By Eugene Smith – A selection of mainly South African expats gathered around a sculpture at the top of Max Roach Park Brixton Road London on Saturday 17 June 2017, for prayers in memory of the June 1976 student uprising protest against the introduction of the Afrikaans language to be used as the medium of instruction in schools and colleges.
The uprising resulted in a blood bath, which some says over thousand students and young children were shot dead and mauled by the apartheid police with their dogs. This sculpture relates to that iconic photograph taken by Sam Nzima at the demonstration, which symbolised to the world the struggles the indigenous South African people had to endure under an unjust apartheid system.

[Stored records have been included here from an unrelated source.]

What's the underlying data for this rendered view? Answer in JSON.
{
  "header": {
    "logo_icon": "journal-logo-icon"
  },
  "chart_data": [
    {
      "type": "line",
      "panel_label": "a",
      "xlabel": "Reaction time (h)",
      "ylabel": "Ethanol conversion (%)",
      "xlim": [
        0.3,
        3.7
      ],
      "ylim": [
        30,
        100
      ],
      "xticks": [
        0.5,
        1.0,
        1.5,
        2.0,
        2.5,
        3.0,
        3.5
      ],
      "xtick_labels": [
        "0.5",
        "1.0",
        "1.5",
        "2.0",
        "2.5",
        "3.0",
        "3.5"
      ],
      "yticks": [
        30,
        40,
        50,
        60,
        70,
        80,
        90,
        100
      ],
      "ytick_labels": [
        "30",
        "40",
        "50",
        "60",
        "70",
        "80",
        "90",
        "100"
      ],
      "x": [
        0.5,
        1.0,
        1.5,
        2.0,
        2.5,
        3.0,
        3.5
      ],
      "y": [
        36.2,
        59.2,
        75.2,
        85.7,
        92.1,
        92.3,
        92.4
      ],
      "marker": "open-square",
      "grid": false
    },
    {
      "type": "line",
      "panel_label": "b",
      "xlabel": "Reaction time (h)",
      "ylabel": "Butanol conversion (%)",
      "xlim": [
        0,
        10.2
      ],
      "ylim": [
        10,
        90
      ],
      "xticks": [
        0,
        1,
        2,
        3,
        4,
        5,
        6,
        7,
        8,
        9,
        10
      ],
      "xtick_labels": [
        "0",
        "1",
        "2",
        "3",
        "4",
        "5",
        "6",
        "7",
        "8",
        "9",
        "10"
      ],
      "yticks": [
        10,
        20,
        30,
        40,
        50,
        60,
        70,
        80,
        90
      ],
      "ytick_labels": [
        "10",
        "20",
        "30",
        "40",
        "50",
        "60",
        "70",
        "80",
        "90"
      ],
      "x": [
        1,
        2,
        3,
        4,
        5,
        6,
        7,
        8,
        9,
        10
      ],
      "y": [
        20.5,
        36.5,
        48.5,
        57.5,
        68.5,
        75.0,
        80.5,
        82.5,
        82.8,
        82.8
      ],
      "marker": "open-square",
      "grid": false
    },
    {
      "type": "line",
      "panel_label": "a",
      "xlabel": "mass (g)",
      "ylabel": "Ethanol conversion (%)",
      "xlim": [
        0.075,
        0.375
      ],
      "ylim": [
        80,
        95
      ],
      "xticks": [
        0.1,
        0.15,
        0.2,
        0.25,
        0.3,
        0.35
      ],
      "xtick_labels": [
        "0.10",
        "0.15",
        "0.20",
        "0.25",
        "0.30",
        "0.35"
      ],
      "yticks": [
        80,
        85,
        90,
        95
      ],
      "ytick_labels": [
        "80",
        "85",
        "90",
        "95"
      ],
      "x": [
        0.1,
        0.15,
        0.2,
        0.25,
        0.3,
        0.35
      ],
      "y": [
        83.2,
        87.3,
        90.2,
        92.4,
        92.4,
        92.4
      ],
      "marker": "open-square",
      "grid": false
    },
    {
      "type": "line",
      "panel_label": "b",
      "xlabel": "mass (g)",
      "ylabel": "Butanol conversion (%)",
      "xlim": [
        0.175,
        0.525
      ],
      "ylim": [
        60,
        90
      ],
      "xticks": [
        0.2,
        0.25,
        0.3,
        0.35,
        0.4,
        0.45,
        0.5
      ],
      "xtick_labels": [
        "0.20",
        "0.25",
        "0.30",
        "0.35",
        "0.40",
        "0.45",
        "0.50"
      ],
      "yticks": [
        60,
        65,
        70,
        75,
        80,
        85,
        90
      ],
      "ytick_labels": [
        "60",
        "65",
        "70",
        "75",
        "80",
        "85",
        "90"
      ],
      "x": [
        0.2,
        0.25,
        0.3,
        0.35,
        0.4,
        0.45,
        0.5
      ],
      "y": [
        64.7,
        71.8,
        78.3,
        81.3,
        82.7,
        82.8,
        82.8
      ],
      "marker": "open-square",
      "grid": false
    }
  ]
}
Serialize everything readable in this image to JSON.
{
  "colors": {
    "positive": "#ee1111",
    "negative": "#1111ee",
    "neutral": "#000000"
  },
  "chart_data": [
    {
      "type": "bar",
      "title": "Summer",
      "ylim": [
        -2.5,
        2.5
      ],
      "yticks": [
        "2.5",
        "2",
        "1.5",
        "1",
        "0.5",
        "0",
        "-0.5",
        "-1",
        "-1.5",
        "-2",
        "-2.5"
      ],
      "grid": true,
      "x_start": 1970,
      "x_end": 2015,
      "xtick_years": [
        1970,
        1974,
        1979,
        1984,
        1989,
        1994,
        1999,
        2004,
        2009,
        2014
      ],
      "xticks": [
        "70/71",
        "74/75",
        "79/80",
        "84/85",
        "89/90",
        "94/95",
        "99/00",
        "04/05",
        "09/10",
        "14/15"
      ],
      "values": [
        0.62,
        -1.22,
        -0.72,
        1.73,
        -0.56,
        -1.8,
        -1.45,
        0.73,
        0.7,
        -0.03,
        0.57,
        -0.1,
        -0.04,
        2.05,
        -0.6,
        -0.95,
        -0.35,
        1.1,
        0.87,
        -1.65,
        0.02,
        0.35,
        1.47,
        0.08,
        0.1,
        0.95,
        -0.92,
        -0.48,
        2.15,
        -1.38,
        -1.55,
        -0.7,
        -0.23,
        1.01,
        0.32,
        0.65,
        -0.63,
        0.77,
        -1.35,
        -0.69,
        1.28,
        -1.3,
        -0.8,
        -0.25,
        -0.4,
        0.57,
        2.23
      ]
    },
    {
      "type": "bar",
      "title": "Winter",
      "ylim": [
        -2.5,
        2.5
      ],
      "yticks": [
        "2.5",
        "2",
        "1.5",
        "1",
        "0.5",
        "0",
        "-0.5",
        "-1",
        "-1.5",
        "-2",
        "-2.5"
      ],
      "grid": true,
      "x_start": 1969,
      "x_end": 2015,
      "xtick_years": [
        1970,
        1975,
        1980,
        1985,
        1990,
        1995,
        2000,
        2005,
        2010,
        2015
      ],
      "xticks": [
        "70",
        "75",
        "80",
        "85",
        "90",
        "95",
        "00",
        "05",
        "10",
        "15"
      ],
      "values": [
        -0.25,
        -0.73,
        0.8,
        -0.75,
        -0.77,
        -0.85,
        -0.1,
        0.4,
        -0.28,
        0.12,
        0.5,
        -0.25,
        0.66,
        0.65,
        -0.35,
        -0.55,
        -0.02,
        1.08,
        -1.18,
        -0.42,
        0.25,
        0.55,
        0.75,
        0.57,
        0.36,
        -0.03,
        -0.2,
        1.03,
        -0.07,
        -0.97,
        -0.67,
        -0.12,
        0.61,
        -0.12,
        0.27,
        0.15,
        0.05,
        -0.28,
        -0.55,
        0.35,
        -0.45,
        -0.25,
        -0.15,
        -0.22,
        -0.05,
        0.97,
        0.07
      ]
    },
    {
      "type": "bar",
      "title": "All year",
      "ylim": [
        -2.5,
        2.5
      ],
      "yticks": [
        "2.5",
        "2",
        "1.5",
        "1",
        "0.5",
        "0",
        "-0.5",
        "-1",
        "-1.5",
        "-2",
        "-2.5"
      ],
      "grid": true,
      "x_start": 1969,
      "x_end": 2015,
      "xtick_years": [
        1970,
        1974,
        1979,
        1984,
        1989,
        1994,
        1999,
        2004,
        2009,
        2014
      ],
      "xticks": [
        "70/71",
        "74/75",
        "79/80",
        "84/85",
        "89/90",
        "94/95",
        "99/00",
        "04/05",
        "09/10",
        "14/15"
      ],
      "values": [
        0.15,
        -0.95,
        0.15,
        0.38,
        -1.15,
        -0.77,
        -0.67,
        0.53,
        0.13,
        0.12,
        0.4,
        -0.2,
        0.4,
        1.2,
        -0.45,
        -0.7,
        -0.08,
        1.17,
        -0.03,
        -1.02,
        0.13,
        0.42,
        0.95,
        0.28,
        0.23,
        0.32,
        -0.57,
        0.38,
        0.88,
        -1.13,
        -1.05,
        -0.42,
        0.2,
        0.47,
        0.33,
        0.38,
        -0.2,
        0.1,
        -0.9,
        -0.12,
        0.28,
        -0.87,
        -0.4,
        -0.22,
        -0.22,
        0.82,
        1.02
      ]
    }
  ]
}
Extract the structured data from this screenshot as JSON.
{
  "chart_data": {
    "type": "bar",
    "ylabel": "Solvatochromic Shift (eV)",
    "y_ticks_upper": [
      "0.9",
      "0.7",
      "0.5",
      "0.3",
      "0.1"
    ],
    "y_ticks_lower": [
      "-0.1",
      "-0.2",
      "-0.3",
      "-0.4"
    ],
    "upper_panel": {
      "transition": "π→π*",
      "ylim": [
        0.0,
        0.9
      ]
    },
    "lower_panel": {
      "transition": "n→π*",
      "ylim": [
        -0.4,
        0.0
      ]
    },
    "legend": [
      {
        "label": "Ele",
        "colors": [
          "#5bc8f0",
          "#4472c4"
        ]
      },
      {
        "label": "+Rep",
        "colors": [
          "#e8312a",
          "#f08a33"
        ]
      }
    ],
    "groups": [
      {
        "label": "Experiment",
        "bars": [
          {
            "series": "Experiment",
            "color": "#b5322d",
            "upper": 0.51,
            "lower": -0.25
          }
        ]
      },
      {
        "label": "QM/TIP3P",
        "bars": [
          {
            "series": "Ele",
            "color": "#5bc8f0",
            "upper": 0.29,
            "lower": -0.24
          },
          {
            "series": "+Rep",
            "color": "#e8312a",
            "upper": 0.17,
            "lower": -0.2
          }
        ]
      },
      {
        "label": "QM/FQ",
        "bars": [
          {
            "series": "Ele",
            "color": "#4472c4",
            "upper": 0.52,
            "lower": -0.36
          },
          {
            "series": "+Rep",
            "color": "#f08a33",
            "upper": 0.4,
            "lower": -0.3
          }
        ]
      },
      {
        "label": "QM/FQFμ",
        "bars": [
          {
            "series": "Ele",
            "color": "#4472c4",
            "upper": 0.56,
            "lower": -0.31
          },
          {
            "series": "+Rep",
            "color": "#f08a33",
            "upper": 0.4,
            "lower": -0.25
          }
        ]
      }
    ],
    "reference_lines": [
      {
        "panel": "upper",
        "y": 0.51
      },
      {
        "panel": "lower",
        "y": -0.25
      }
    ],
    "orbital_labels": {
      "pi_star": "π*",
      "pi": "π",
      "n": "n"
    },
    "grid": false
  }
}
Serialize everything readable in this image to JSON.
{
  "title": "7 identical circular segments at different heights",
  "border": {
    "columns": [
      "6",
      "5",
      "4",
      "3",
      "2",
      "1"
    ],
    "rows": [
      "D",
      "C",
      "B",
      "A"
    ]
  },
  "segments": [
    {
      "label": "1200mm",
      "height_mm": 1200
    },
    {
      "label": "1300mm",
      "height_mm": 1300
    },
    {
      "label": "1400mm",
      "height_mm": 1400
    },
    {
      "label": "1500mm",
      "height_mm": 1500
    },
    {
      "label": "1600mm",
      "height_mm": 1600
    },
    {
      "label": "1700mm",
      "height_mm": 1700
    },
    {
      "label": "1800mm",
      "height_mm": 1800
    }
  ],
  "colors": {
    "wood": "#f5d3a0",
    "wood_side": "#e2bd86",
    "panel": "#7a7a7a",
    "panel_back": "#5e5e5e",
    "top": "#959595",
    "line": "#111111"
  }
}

However this now iconic sculpture at the top of Max Roach Park Brixton Road has an interesting history. The subject matter was first commissioned by the 198 gallery in the 1990’s to the Zimbabwean sculptor David Mutasa who was issued £20,000 to sculpt an image and have the finished piece cast in cold cast bronze he subsequently absconded with the remaining cash and the finished art work to Zimbabwe and that was that.
Not to be desponded the chairman of the 198 gallery Clarence Thompson created a campaign and managed to raise £13.000 to commission another sculptor, the Jamaican artist Raymond Watson who works in steel, Watson’s finished stunning memorial sculpture entitled First “Child” is what we see erected on the plinth donated by Lambeth Council.
This memorial event finished up at a meeting at 366 Brixton road for talks on the progress and history of South Africa.
This meeting at 336 Brixton Road is regular workshop held on Fridays 7.30-10.00pm where one can express their views and learn about politics and history relating to Africa and the African Diaspora.